The buyout consortium led by Blackstone Group Inc and Global Infrastructure Partners had offered Kansas City Southern US$208 a share, which the company rejected, saying it undervalued the firm, according to the report.
Kansas City Southern, with market capitalization over US$17-billion, did not immediately respond to Reuters request for comment.
Walt Disney Co. (DIS-N) sat 0.2 per cent lower amid reports Chinese authorities barred major media outlets from covering the release of Mulan, in an order issued after controversy erupted overseas over the film’s links with the Xinjiang region.
Chief Financial Officer Christine McCarthy said at an investor conference on Wednesday the company is “very pleased” with initial results of its unusual release strategy for the live-action movie epic.
Due to the coronavirus pandemic, Mulan was made available for purchase in the United States on the Disney+ streaming platform over the Labor Day weekend, and in movie theaters in a handful of other countries.
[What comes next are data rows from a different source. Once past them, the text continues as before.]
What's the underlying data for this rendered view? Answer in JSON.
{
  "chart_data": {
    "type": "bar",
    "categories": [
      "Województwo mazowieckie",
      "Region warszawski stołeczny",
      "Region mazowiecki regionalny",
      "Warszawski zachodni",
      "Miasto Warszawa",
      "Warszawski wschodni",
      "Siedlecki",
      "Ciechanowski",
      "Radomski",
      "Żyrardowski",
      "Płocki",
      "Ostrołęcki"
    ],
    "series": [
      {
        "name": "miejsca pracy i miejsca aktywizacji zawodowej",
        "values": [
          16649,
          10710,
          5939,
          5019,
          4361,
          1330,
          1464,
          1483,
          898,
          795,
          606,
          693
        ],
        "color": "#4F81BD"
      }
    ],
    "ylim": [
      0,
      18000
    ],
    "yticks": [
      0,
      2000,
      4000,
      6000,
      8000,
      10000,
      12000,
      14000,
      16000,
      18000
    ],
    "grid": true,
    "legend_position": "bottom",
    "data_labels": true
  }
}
The film will debut in cinemas in China, the world’s second largest movie market, on Friday.
“We are very pleased with what we saw” over the Labor Day weekend, said Ms. McCarthy, who spoke via online video to the Citi 2020 Global Technology Conference.
Mulan, a US$200-million remake of an animated Disney classic about a female warrior in China, was designed to appeal to audiences in the country. But the movie has run into controversy over its star’s support of Hong Kong police and for being partly filmed in the Xinjiang region, where China’s clampdown on ethnic Uighurs and other Muslims has been criticized by some governments, including the United States, and human rights groups.